Subject: Re: Free Software Business Models
From: Dave Crossland <>
Date: Tue, 19 May 2009 16:59:32 +0100


Some clarifications:

2009/5/19 Dave Crossland <>:
> So I thought I'd ask here about what free software business models
> there are, exactly.

I understand this might become a long thread, and not too helpful to
me, but, I am interested in hearing a variety of business models even
if they don't appear to have any direct application to me.

> As someone looking to improve free software fonts,

I am not looking to maximize profit above all other concerns; I am
looking to improve free software fonts, and that could be done
commercially or non-commercially, but commercially so I can hire
existing trained professionals will be fastest.

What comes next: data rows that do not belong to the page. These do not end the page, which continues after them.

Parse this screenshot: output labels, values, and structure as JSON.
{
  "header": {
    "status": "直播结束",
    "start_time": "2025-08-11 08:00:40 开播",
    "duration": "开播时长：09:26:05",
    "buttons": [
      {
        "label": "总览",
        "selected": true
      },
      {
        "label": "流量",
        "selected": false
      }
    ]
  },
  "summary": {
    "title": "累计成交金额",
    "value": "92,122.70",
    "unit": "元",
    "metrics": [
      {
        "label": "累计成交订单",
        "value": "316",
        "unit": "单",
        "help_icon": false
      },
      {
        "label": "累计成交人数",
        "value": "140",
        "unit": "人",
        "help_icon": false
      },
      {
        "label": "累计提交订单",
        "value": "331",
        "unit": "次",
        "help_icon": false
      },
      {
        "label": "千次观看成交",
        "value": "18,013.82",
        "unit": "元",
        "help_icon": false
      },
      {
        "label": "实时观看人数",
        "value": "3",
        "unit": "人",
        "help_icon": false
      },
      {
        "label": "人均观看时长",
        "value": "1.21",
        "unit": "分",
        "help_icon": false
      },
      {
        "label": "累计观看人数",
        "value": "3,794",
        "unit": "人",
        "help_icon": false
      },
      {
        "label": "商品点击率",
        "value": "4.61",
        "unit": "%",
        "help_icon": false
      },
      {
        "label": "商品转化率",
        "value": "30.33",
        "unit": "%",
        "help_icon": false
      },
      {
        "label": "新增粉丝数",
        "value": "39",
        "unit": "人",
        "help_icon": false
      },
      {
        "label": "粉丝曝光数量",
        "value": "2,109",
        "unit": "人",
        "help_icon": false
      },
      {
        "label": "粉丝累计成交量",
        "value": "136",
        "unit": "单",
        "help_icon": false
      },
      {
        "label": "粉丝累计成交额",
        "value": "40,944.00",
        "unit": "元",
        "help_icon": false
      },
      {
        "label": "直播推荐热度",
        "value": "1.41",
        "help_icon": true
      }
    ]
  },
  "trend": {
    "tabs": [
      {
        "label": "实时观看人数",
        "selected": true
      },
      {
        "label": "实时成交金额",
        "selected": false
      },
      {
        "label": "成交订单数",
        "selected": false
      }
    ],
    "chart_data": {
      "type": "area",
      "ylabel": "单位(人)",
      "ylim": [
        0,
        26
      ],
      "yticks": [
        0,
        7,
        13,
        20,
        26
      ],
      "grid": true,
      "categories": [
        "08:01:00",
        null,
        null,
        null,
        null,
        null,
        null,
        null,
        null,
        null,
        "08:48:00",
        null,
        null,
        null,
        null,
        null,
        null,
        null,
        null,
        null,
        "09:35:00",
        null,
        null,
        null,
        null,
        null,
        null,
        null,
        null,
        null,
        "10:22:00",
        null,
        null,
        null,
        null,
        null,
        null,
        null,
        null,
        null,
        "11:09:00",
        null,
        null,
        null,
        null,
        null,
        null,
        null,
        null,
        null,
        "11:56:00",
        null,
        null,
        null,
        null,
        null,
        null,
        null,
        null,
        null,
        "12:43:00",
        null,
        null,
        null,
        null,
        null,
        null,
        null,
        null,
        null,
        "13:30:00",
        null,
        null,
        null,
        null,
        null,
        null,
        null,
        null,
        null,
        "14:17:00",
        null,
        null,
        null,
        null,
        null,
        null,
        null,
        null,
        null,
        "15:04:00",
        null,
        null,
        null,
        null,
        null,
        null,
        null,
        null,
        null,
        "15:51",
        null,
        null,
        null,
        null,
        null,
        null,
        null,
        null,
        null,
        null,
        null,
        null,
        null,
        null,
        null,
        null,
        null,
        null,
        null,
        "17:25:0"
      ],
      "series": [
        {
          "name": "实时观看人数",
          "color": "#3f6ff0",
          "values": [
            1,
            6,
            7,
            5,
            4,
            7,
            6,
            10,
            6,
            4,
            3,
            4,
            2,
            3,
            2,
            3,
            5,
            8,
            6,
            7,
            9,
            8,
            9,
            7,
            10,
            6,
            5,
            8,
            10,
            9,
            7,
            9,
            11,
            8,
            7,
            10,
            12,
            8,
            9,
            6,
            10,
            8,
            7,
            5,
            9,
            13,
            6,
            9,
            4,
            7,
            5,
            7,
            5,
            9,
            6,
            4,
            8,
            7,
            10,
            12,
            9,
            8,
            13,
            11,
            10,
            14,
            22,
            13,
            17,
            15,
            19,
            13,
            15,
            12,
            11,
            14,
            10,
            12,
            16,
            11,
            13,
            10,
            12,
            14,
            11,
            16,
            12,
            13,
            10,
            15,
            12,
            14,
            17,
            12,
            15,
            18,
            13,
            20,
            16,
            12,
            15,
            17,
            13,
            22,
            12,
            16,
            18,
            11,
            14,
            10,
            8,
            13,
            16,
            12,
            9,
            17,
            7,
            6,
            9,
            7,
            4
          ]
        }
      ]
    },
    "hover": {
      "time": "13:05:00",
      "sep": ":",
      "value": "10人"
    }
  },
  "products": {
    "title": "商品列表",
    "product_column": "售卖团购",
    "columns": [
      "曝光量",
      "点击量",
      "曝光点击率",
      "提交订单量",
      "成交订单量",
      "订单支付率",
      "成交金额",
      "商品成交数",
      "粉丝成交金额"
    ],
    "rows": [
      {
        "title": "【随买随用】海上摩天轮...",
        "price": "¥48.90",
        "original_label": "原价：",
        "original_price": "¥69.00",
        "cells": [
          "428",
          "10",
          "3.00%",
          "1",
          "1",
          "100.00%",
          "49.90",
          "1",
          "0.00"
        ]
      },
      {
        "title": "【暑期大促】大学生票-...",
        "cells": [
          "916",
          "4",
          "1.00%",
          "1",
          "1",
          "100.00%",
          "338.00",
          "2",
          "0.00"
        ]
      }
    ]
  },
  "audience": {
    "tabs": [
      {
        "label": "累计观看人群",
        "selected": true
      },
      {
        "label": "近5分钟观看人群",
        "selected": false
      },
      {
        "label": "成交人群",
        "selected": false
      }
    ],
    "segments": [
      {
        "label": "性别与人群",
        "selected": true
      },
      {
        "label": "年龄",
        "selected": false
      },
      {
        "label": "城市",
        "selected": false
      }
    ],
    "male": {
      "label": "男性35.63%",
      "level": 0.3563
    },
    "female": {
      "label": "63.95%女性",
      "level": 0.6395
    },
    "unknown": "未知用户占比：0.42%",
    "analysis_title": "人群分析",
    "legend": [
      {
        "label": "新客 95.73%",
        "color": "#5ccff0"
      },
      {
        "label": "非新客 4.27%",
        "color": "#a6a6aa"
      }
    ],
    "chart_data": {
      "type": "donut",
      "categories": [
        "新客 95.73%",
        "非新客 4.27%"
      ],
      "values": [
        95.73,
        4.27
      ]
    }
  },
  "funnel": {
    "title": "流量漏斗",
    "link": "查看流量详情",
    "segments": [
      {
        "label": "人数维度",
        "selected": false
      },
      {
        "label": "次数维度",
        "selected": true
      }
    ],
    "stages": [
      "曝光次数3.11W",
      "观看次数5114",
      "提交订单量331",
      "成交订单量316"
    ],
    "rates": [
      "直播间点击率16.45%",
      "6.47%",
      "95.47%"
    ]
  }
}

Almost all other type designers are profit-maximisers and therefore
try to obtain the strongest, most restrictive monopoly they can find.
The market for that kind of font is totally saturated. For newcomers,
a less restrictive model seems to work well at breaking into the
existing market, and Jos Buivenga is a excellent example of this. Here
is his freeware EULA from :

"Font license information

    * This font is free for personal and commercial use
    * The font file/software may be modified to suit design of system
      but strictly for your own (personal or commercial) use. You may
not sell or distribute it
    * Embedding (in PDF's, Flash files and programs) is allowed
    * You may use this font for Font-Face embedding, but only if you
put a link to on your page and/or put this notice /* A
font by Jos Buivenga (exljbris) -> */ in your CSS file
as near as possible to the piece of code that declares the Font-Face
embedding of this font.
    * This font may not be distributed or sold -not online nor on any
media- without my permission
    * This font is and remains (even when modified) the intellecual
property of Jos Buivenga
    * Exljbris (Jos Buivenga) is not liable for any damage resulting
from the use of this font"

He then sells fully proprietary fonts at and was one of's most popular vendors last year, thanks to this
freeware-loss-leader business model.

Since I'm committed to free software fonts, I think it would be
counterproductive to run a font business with free software fonts
upselling proprietary ones in this way.